Overall, AQSC's cruises (we've also cruised on the American Queen) are very close to "all-inclusive". Bottled water is widely available. Unlimited Northwest beers and wines are available with dinner. Cocktails are reasonably-priced. There is no pressure to purchase cocktails in the bars. The servers are equally happy to provide you with alcohol or glasses of water. We often had water, after having enough wine with dinner to last the evening. My sense is that AQSC views alcoholic drinks as a service to their guests, rather than as a source of income. Ditto for the premium excursions -- there's no pressure to sign up for them.
We (traveled with another couple) signed up for dinner in the River Grille on the first night, assuming that others wouldn't. We guessed correctly, as it was nearly vacant. It is the buffet dining area for breakfast and lunch, but the alternative (reservations required) dining venue for dinner. The menu is very appealing, but constant throughout the cruise. I enjoyed a mouth-watering dinner of lobster tail. Yummy! The rest of our party enjoyed their meals. We ate other dinners in the Astoria dining room. Service there ranged from good to excellent. The cuisine was great, with many menu choices available for each meal. The buffet breakfast was comparable to that in many hotels, but included made-to-order omelets. Lunch had many choices, and was as good as a buffet can be.
Soft-serve ice cream is available at any time in the River Grille. Snacks are available in the Paddlewheel Lounge from 3 to 5. Popcorn is available for a few hours more. I felt that the popcorn was too salty, though some might disagree. Even so, I would have preferred that it be available from late morning until the evening entertainment ended.

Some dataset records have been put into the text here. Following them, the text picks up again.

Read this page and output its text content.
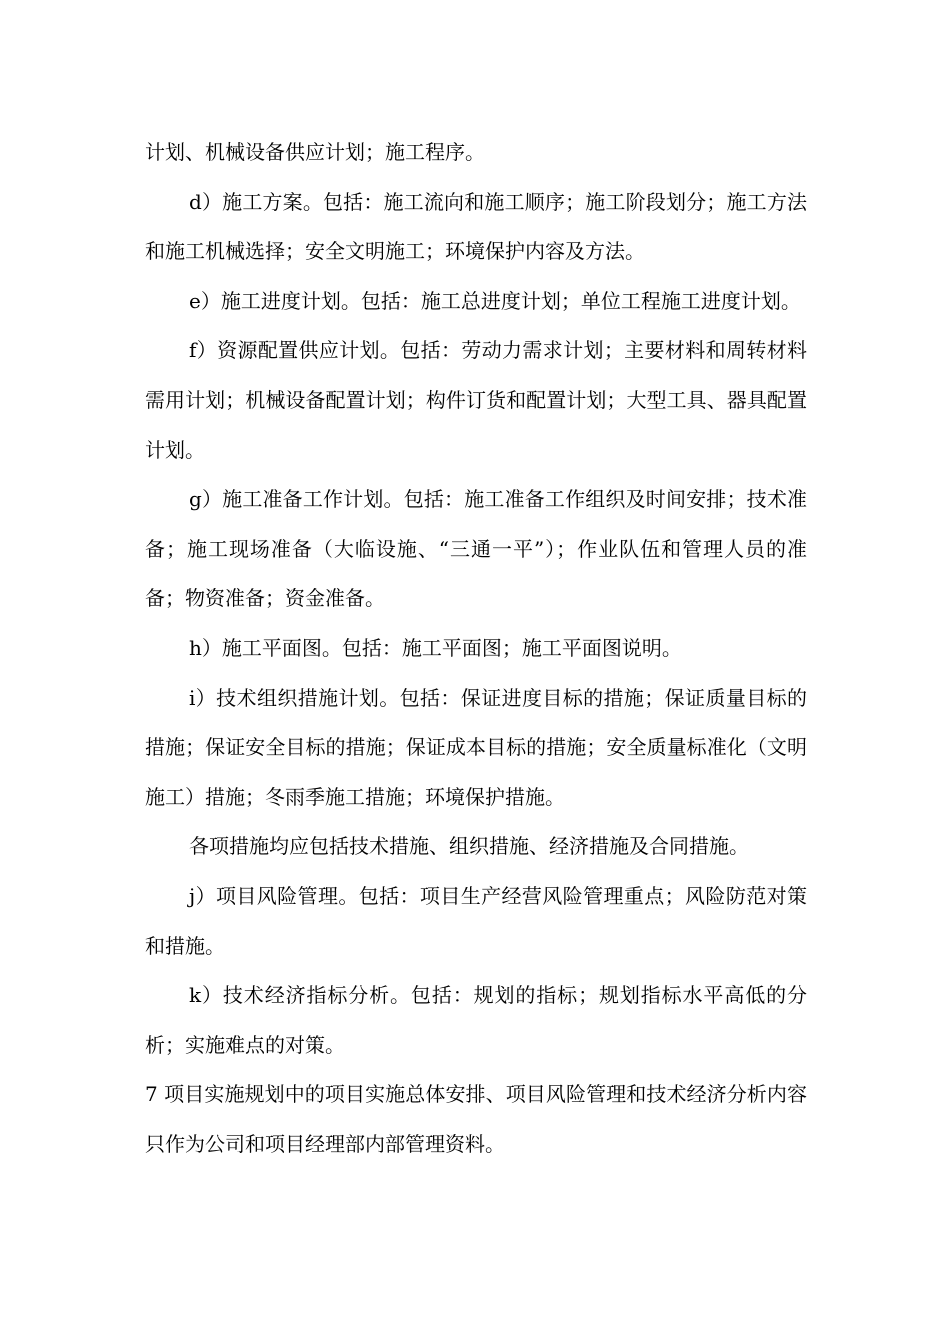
计划、机械设备供应计划；施工程序。

d）施工方案。包括：施工流向和施工顺序；施工阶段划分；施工方法和施工机械选择；安全文明施工；环境保护内容及方法。

e）施工进度计划。包括：施工总进度计划；单位工程施工进度计划。

f）资源配置供应计划。包括：劳动力需求计划；主要材料和周转材料需用计划；机械设备配置计划；构件订货和配置计划；大型工具、器具配置计划。

g）施工准备工作计划。包括：施工准备工作组织及时间安排；技术准备；施工现场准备（大临设施、“三通一平”）；作业队伍和管理人员的准备；物资准备；资金准备。

h）施工平面图。包括：施工平面图；施工平面图说明。

i）技术组织措施计划。包括：保证进度目标的措施；保证质量目标的措施；保证安全目标的措施；保证成本目标的措施；安全质量标准化（文明施工）措施；冬雨季施工措施；环境保护措施。

各项措施均应包括技术措施、组织措施、经济措施及合同措施。

j）项目风险管理。包括：项目生产经营风险管理重点；风险防范对策和措施。

k）技术经济指标分析。包括：规划的指标；规划指标水平高低的分析；实施难点的对策。

7 项目实施规划中的项目实施总体安排、项目风险管理和技术经济分析内容只作为公司和项目经理部内部管理资料。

Probably because of the price, the size of the vessel, and the orientation of the amenities, this isn't a cruise for children or for young adults looking for excitement. Passengers who aren't eligible for Medicare will be in a minority, though they're unlikely to feel like misfits. The entertainment is generally done by 10pm, unlike cruise ships that appeal to younger folks. Events happen at the scheduled time, which I appreciate, coming from a military and airline background. I'm frustrated by live performances ashore that seem to start a minimum of 10 minutes late.
I tried hard to have more complaints to share with you, but I failed.